Tuesday, August 19, 2014

A Survey of Monsters-Part Six

Wars and Worlds, Past and Future

I began yesterday with an anniversary, the sixtieth anniversary of the last issue of Weird Tales. I'll begin today with another anniversary: seventy-five years ago next month, in September 1939, Nazi Germany invaded Poland, thus setting off the Second World War.

Before the war, science fiction was for a few fans. If the general public knew anything at all about the genre, it was in an offhand way. "Buck Rogers stuff" they called it. Science fiction was in the comics and in movie serials. It was something for kids. But in the run-up to the war, science fiction became serious, at least for one night in 1938.

In March of that year, Nazi Germany annexed Austria and immediately began agitating for annexation of the Sudetenland. The crisis continued into the summer and the spectre of war loomed. Then, in September, the European powers came upon a solution--or a dissolution. In the first weeks of October, Germany took control of German-speaking areas of Czechoslovakia and war was averted--at least for another eleven months.

On the evening of October 30, 1938, The Mercury Theatre on the Air broadcast a dramatization of H.G. Welles' War of the Worlds as a kind of documentary account of supposedly real, contemporary events. Some listeners who tuned in late believed that Martians really had invaded Earth--specifically New Jersey--and panic ensued. Just how many believed it and how much panic was caused by it is open to question. The point is that science fiction, perhaps for the first time, demonstrated its power over the popular imagination.

The First World War had been preceded by what is now called "Invasion Literature." That genre, new to the late nineteenth century, may have given rise to science fiction, as in the original book, The War of the Worlds (1896). The first war also saw advances in the science and technology of killing people, for example, airplanes, tanks, aerial bombs, submarine warfare, and poison gas. Science fiction came along during and after the war as well, but there seems to have been a kind of retrenchment (no pun intended) in fantasy fiction. Weird Tales, despite its first cover--a science fiction cover--turned to the past and to monsters of the past for most of its subject matter.

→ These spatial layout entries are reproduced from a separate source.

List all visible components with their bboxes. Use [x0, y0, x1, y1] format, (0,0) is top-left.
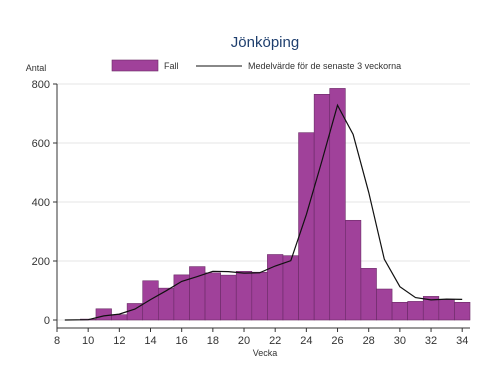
y-tick-label: 800: [32, 79, 50, 91]
axes: [56, 84, 470, 329]
bar-week-28: [360, 268, 377, 321]
chart-title: Jönköping: [231, 34, 299, 51]
x-tick-label: 30: [394, 335, 406, 347]
average-line: [64, 103, 463, 321]
x-tick-label: 10: [82, 335, 94, 347]
y-tick-label: 0: [44, 315, 50, 327]
bar-week-23: [282, 255, 299, 321]
bar-week-15: [158, 287, 175, 321]
y-tick-label: 600: [32, 138, 50, 150]
x-tick-label: 14: [144, 335, 156, 347]
x-axis-label: Vecka: [253, 348, 278, 358]
bar-week-14: [142, 280, 159, 321]
bar-week-27: [345, 219, 362, 321]
bar-week-26: [329, 88, 346, 321]
x-tick-label: 16: [176, 335, 188, 347]
legend-label-average: Medelvärde för de senaste 3 veckorna: [248, 61, 401, 71]
bar-week-25: [313, 94, 331, 321]
bar-week-30: [391, 301, 408, 321]
x-tick-label: 22: [269, 335, 281, 347]
bar-week-21: [251, 271, 268, 321]
bar-week-19: [220, 274, 237, 321]
legend: Fall Medelvärde för de senaste 3 veckorn…: [111, 59, 401, 72]
legend-swatch-fall: [111, 59, 159, 72]
x-tick-label: 18: [207, 335, 219, 347]
bar-week-18: [204, 272, 221, 321]
bar-week-33: [438, 299, 455, 321]
x-tick-label: 20: [238, 335, 250, 347]
x-ticks: 8 10 12 14 16 18 20 22 24 26 28 30 32 34: [54, 328, 468, 347]
bars: [80, 88, 471, 321]
x-tick-label: 12: [113, 335, 125, 347]
bar-week-31: [407, 301, 424, 321]
legend-label-fall: Fall: [164, 61, 179, 71]
x-tick-label: 34: [456, 335, 468, 347]
x-tick-label: 26: [331, 335, 343, 347]
y-axis-label: Antal: [26, 63, 47, 73]
average-line-path: [64, 103, 463, 321]
bar-week-11: [95, 308, 112, 321]
bar-week-29: [376, 288, 393, 321]
bar-week-20: [235, 271, 253, 321]
y-tick-label: 200: [32, 256, 50, 268]
y-ticks: 0 200 400 600 800: [32, 79, 57, 327]
x-tick-label: 8: [54, 335, 60, 347]
bar-week-12: [111, 314, 128, 321]
x-tick-label: 32: [425, 335, 437, 347]
y-tick-label: 400: [32, 197, 50, 209]
x-tick-label: 28: [363, 335, 375, 347]
x-tick-label: 24: [300, 335, 312, 347]
bar-week-34: [454, 301, 471, 321]
bar-week-24: [298, 132, 315, 321]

The Second World War is another story. After the advances of that war, there was no going back. The dreams of the prewar science fiction fan seemed to be coming about, for now there were rockets, guided missiles, radar, jet-powered aircraft, pressurized cabins (essential for space travel), and most importantly, atomic power. Those starveling fans of the prewar era tended to be visionaries. They were liberal, progressive, futuristic, technocratic, Utopian, even communist in their beliefs. The scientific and technological developments of the war seemed to bear out their faith in the future. (1)

Still, monsters out of the past continued to show up in movies of the 1940s, and science fiction was largely still in pulp magazines and comic strips. In the movies of the early and mid '40s, there were vampires, werewolves, Frankenstein's monster, the Mummy, apemen, madmen, ghosts, and zombies. (2) But if you look at a list of horror movies from the 1940s (Wikipedia has a list--yes, I know, it's Wikipedia, but it is a list), you'll notice the number of titles dropping off precipitously after the war. There are probably all kinds of reasons for that, but it seems to me that a populace that had just experienced real-life horrors--the horrors of war, mass death, genocide--would hardly have had a taste for fictional monsters. The number of science fiction movies was also low in the postwar era, but in the 1950s, science fiction took off like a rocket. If I had to guess, I would say two developments caused that. One--the splitting of the atom--was real but anticipated by science fiction. The other--flying saucers--was only partly real but otherwise made from whole cloth by a science fiction writer, Raymond A. Palmer.

To be continued . . .

(1) If fantasy is about the past and science fiction is about the future, then I wonder if there is any correlation between the authors of those respective genres and their political beliefs. It's really easy to pick out examples that fit a hypothesis: H.P. Lovecraft, a fantasist obsessed with the past and with decadence, was notoriously conservative, a Tory in twentieth century America. Frederik Pohl, a forward-looking science fictioneer, was liberal or progressive in his beliefs. Some of his cohorts were outright Communists, if only for awhile. But that hypothesis goes only so far. I would not put Robert A. Heinlein in the liberal or leftist category, for example.
(2) It seems to me that there is too little notice given to a new type of horror movie of the 1940s, that is, for want of a better term, the Weird Tales-type horror movie. I can think of three examples: Cat People (1942), I Walked with a Zombie (1943), and The Curse of the Cat People (1944). All were produced by Val Lewton, who had written for Weird Tales. The first two were directed by Jacques Tourneur.